= Louanner Peters =

American politician

Louanner Peters is a former deputy governor of Illinois. She was appointed by then-Governor Rod Blagojevich in December 2006, becoming the first African-American woman to hold the position.

Peters grew up on a farm in Angie, Louisiana, and was the ninth of twelve children. She earned a Bachelor's degree in political science at Louisiana State University in 1971, and a Master's degree at the Jane Addams College of Social Work of the University of Illinois at Chicago in 1973. She served as chief of staff for U.S. Representative Gus Savage for 10 years starting in 1981. In 1992, she unsuccessfully ran as an independent candidate for Illinois's 2nd congressional district. She then did campaign work for Washington D.C. mayors Marion Barry and Anthony Williams, and for Blagojevich on a contractual basis. She was hired as Blagojevich's deputy chief of staff for social services in 2003, and was promoted to deputy governor in 2006.

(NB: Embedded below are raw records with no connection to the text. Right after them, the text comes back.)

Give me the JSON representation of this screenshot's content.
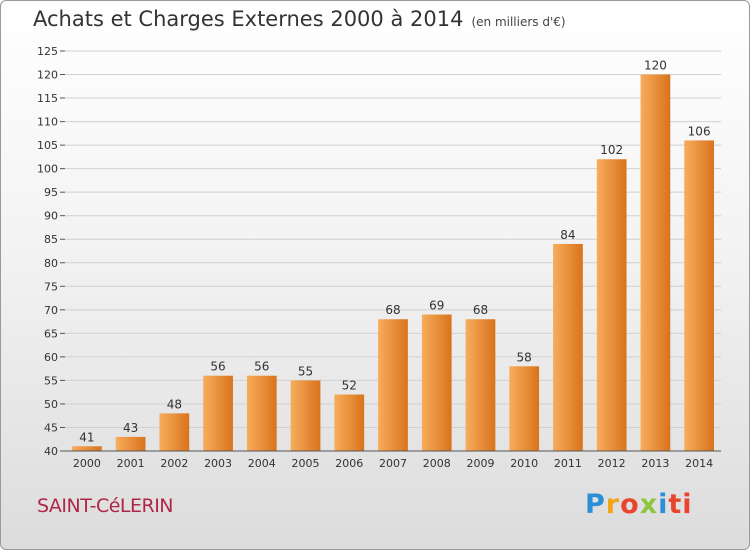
{
  "title": "Achats et Charges Externes 2000 à 2014",
  "subtitle": "(en milliers d'€)",
  "commune": "SAINT-CéLERIN",
  "logo": "Proxiti",
  "colors": {
    "bar_light": "#f5a24e",
    "bar_dark": "#d9731c",
    "commune": "#b0264a"
  },
  "chart_data": {
    "type": "bar",
    "categories": [
      "2000",
      "2001",
      "2002",
      "2003",
      "2004",
      "2005",
      "2006",
      "2007",
      "2008",
      "2009",
      "2010",
      "2011",
      "2012",
      "2013",
      "2014"
    ],
    "values": [
      41,
      43,
      48,
      56,
      56,
      55,
      52,
      68,
      69,
      68,
      58,
      84,
      102,
      120,
      106
    ],
    "ylim": [
      40,
      125
    ],
    "yticks": [
      40,
      45,
      50,
      55,
      60,
      65,
      70,
      75,
      80,
      85,
      90,
      95,
      100,
      105,
      110,
      115,
      120,
      125
    ],
    "grid": true,
    "xlabel": "",
    "ylabel": ""
  }
}
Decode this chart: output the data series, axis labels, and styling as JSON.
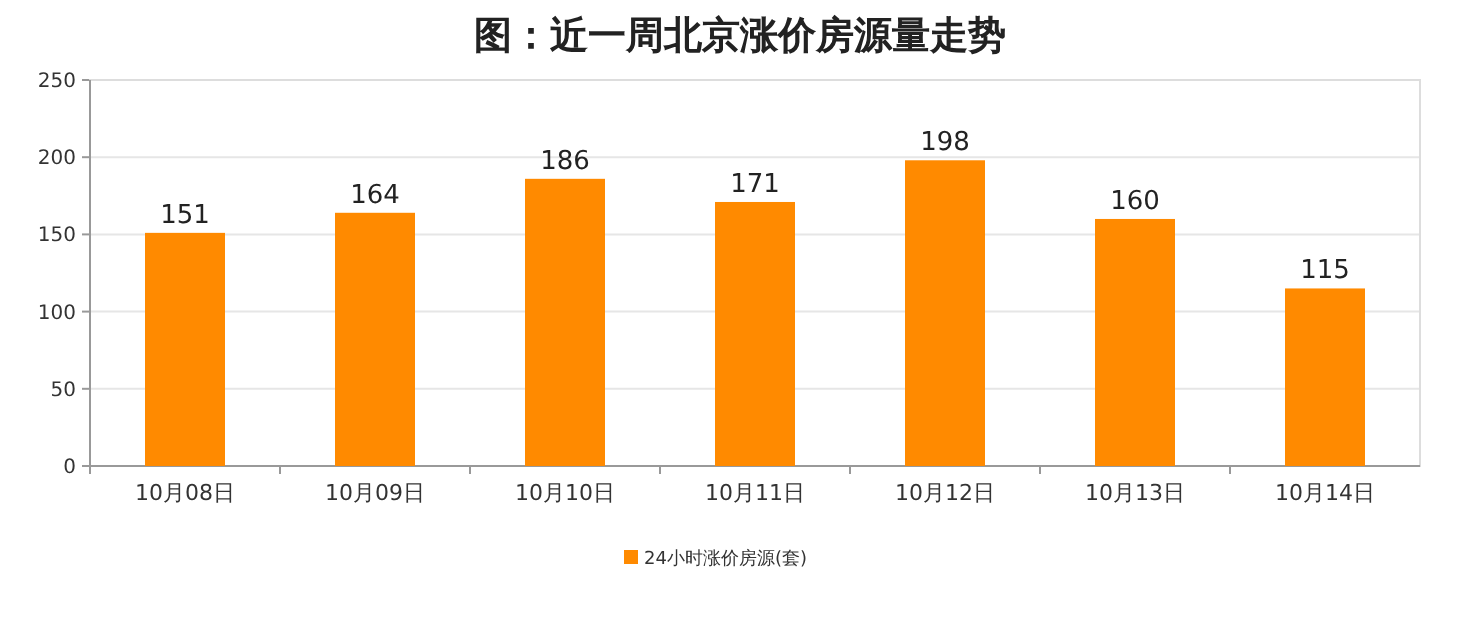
{
  "chart_data": {
    "type": "bar",
    "title": "图：近一周北京涨价房源量走势",
    "categories": [
      "10月08日",
      "10月09日",
      "10月10日",
      "10月11日",
      "10月12日",
      "10月13日",
      "10月14日"
    ],
    "series": [
      {
        "name": "24小时涨价房源(套)",
        "color": "#ff8a00",
        "values": [
          151,
          164,
          186,
          171,
          198,
          160,
          115
        ]
      }
    ],
    "ylim": [
      0,
      250
    ],
    "yticks": [
      0,
      50,
      100,
      150,
      200,
      250
    ],
    "grid": "y",
    "legend": "bottom",
    "data_labels": true
  }
}
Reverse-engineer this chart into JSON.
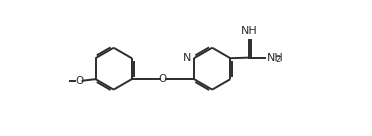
{
  "line_color": "#2d2d2d",
  "bg_color": "#ffffff",
  "line_width": 1.4,
  "dbo": 0.06,
  "figsize": [
    3.72,
    1.36
  ],
  "dpi": 100,
  "xlim": [
    0,
    9.3
  ],
  "ylim": [
    0,
    3.4
  ]
}
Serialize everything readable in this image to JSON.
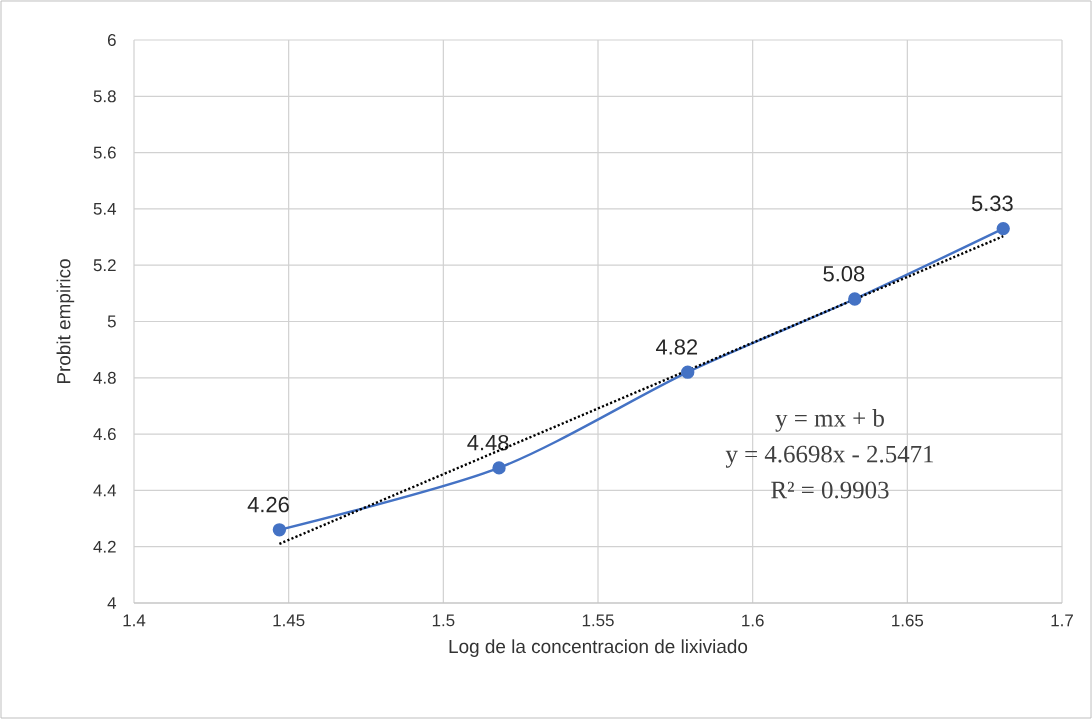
{
  "chart_data": {
    "type": "line",
    "xlabel": "Log de la concentracion de lixiviado",
    "ylabel": "Probit empirico",
    "series": [
      {
        "color": "#4472c4",
        "x": [
          1.447,
          1.518,
          1.579,
          1.633,
          1.681
        ],
        "values": [
          4.26,
          4.48,
          4.82,
          5.08,
          5.33
        ],
        "marker": "circle",
        "value_labels": [
          "4.26",
          "4.48",
          "4.82",
          "5.08",
          "5.33"
        ]
      },
      {
        "color": "#000000",
        "x": [
          1.447,
          1.681
        ],
        "values": [
          4.21,
          5.303
        ],
        "line_style": "dotted",
        "marker": "none"
      }
    ],
    "xlim": [
      1.4,
      1.7
    ],
    "xticks": [
      1.4,
      1.45,
      1.5,
      1.55,
      1.6,
      1.65,
      1.7
    ],
    "ylim": [
      4,
      6
    ],
    "yticks": [
      4,
      4.2,
      4.4,
      4.6,
      4.8,
      5,
      5.2,
      5.4,
      5.6,
      5.8,
      6
    ],
    "grid": true,
    "annotations": [
      "y = mx + b",
      "y = 4.6698x - 2.5471",
      "R² = 0.9903"
    ]
  }
}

According to an anonymous source, Peters is said to be the person referred to as "Senate Candidate 4" in the Blagojevich criminal complaint. In a private conversation, Blagojevich considered appointing Senate Candidate 4 to Barack Obama's U.S. Senate seat because he believed he could "count on [Senate Candidate 4], if things got hot, to give [the Senate seat] up and let me parachute over there."